Warning: Please be aware that these videos are a snapshot, and as such may use an outdated version of the tutorial and/or Galaxy. Below the video you will find links to the tutorials as they appeared at the time of recording.
Classification in Machine Learning
Below are video tutorials for this GTN material, created for various (past) events.
Tutorial Video (February 2021)
Description:
The talk includes a lecture followed by a hands-on session to apply multiple classification algorithms on the Quantitative structure-activity relationship (QSAR) dataset to predict the biodegradable activity of chemical compounds. QSAR models attempt to predict the activity or property of chemicals based on their chemical structure. To achieve this, a database of compounds is collected for which the property of interest is known. For each compound, molecular descriptors are collected which describe the structure (for example - molecular weight, number of nitrogen atoms, number of carbon-carbon double bonds).

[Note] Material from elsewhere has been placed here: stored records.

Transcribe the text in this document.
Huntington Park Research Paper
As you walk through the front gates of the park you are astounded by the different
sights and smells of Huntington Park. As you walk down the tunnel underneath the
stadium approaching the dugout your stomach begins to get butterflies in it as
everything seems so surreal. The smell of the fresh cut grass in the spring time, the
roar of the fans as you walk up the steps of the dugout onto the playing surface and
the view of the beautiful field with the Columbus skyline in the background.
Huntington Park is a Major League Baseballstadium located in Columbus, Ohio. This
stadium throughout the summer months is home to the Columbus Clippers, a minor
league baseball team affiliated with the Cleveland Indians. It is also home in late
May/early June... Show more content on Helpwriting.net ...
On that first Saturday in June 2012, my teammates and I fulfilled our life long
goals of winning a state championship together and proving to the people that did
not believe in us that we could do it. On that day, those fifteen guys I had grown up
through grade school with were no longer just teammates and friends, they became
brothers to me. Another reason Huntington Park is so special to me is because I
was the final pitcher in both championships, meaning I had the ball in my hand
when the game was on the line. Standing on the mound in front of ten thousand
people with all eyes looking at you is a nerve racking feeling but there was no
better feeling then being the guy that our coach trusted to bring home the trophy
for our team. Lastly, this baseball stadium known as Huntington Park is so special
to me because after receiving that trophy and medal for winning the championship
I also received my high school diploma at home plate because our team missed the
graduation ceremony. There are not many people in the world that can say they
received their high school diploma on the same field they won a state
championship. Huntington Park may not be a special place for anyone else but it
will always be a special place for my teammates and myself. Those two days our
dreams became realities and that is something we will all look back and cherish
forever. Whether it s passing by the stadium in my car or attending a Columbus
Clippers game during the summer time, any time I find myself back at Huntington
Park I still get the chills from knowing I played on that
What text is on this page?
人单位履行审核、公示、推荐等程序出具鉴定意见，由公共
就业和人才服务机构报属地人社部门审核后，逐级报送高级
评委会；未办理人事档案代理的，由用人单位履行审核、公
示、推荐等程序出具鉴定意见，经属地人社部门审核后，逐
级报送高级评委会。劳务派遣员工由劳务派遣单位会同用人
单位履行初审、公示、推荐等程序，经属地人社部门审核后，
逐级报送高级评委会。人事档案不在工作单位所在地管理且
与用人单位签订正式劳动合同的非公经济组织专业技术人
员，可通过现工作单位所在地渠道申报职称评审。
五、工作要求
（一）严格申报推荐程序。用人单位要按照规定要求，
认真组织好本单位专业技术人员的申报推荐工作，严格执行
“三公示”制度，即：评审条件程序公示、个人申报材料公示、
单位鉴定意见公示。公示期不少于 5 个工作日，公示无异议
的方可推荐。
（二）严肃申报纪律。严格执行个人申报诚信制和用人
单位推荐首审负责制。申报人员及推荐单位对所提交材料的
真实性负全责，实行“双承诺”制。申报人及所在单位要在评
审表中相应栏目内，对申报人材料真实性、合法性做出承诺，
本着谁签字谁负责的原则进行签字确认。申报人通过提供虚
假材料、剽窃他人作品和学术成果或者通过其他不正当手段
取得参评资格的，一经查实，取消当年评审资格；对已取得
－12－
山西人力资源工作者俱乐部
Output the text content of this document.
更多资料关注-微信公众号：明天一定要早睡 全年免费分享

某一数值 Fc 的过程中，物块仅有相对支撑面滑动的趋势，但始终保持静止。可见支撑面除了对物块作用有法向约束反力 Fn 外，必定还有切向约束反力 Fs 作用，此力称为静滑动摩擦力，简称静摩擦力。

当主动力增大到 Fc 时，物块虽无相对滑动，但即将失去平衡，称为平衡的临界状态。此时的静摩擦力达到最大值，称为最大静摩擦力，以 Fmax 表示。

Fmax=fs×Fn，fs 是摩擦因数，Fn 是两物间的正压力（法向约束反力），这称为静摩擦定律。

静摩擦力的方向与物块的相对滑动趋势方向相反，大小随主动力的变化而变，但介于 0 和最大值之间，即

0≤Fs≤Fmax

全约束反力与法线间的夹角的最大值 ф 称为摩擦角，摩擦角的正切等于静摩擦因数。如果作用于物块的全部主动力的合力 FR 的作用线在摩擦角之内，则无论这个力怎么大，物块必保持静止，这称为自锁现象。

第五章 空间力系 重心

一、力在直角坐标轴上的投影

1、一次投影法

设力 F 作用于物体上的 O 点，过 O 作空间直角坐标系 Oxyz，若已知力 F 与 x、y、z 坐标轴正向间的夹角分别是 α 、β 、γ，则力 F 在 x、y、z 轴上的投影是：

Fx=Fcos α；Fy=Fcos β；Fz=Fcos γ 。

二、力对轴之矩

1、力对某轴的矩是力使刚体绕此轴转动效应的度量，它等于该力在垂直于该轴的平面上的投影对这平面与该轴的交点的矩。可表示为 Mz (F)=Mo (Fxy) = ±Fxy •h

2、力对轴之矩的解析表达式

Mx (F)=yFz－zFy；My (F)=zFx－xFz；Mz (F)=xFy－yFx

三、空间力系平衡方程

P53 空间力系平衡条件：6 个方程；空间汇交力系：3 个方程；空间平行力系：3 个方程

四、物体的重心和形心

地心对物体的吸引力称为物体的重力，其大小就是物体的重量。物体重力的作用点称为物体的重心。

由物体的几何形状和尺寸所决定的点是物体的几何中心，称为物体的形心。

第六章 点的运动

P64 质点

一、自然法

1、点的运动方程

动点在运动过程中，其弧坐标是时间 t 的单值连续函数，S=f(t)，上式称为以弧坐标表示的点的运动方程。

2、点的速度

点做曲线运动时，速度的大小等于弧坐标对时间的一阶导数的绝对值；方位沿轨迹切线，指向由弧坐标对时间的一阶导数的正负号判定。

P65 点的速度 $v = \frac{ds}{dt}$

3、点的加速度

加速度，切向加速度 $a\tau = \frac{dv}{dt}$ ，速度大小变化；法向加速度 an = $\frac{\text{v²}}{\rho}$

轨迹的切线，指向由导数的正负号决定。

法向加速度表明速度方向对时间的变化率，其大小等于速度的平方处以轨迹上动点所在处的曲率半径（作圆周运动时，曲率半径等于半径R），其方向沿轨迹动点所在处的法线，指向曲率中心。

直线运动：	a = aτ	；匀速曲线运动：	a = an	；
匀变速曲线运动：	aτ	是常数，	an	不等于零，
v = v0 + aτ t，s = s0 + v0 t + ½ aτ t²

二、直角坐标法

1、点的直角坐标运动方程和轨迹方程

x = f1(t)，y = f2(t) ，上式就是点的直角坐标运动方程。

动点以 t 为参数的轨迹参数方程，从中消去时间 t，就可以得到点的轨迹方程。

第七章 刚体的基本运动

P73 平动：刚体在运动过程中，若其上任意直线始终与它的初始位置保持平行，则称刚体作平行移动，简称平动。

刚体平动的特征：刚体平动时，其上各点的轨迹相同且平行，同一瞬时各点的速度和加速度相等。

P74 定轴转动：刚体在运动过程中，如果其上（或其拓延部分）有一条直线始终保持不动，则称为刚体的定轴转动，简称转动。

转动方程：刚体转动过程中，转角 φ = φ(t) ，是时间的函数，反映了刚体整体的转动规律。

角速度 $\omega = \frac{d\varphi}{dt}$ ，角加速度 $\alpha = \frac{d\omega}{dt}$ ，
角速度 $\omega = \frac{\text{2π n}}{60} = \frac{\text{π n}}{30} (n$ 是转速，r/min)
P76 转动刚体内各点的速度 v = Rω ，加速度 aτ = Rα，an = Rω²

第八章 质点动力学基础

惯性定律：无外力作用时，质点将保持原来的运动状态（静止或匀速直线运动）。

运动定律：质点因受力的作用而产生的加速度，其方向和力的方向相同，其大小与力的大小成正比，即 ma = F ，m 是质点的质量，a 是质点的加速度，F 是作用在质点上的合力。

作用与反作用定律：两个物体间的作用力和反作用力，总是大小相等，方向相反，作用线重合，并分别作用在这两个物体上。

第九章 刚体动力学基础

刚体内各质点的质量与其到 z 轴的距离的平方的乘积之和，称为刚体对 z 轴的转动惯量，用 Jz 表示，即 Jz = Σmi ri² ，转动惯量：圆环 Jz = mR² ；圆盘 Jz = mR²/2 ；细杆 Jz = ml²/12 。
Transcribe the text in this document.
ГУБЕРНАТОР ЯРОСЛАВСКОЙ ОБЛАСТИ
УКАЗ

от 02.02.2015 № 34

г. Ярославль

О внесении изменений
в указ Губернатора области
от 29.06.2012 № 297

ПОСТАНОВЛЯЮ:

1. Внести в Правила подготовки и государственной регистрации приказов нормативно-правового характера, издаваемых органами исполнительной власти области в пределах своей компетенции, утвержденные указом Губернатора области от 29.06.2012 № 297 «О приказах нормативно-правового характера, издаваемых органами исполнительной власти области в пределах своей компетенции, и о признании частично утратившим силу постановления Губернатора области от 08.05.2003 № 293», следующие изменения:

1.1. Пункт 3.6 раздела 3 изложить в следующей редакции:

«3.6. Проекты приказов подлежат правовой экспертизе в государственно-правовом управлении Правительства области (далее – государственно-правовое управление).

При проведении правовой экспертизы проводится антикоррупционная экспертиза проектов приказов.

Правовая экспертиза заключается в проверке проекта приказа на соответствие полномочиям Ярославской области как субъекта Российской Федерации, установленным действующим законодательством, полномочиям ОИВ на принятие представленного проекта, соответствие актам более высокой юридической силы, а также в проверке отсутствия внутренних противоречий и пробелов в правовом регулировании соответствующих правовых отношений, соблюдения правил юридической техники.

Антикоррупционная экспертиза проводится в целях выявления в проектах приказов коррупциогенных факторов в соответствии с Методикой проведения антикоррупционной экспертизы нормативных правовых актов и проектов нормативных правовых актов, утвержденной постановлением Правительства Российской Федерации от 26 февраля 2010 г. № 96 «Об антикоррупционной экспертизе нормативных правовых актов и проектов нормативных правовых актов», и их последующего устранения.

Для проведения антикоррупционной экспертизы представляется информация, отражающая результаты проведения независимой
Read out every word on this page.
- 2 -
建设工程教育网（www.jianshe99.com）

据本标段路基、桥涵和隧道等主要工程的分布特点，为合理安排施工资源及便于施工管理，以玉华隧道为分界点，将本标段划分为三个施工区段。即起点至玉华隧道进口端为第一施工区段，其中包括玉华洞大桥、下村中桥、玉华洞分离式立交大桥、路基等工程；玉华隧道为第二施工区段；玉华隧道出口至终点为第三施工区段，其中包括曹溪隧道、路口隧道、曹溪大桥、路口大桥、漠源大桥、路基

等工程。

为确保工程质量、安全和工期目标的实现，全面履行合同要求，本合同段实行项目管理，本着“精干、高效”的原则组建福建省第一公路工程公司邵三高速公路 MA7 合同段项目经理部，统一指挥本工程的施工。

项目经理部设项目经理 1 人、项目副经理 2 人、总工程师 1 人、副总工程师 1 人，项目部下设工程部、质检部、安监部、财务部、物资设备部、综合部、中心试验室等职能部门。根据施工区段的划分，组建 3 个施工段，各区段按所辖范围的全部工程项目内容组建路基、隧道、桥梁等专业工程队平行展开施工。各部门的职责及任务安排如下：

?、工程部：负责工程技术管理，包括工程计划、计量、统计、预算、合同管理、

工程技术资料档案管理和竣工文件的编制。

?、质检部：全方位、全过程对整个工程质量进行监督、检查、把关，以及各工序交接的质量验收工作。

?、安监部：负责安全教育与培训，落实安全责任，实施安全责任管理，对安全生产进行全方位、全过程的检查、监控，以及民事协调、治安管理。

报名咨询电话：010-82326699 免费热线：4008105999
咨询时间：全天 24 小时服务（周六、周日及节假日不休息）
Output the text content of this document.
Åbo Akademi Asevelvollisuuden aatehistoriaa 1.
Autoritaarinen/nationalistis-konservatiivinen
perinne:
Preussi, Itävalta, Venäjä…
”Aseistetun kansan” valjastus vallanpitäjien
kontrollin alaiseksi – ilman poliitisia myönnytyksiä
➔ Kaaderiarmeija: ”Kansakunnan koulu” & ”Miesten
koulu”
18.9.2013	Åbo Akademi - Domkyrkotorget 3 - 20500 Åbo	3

Using these descriptors, a model is constructed which is capable of predicting the property of interest for a new, unknown molecule. In this tutorial, we will use a database assembled from experimental data of the Japanese Ministry of International Trade and Industry to create a classification model by applying simple and complex classifiers to learn the nature of biodegradation. We will use this model to classify new molecules into one of two classes - biodegradable or non-biodegradable. Different visualisations are used to analyze the results after applying each classification algorithm. Hyperparameters of one of the classifiers are also optimised.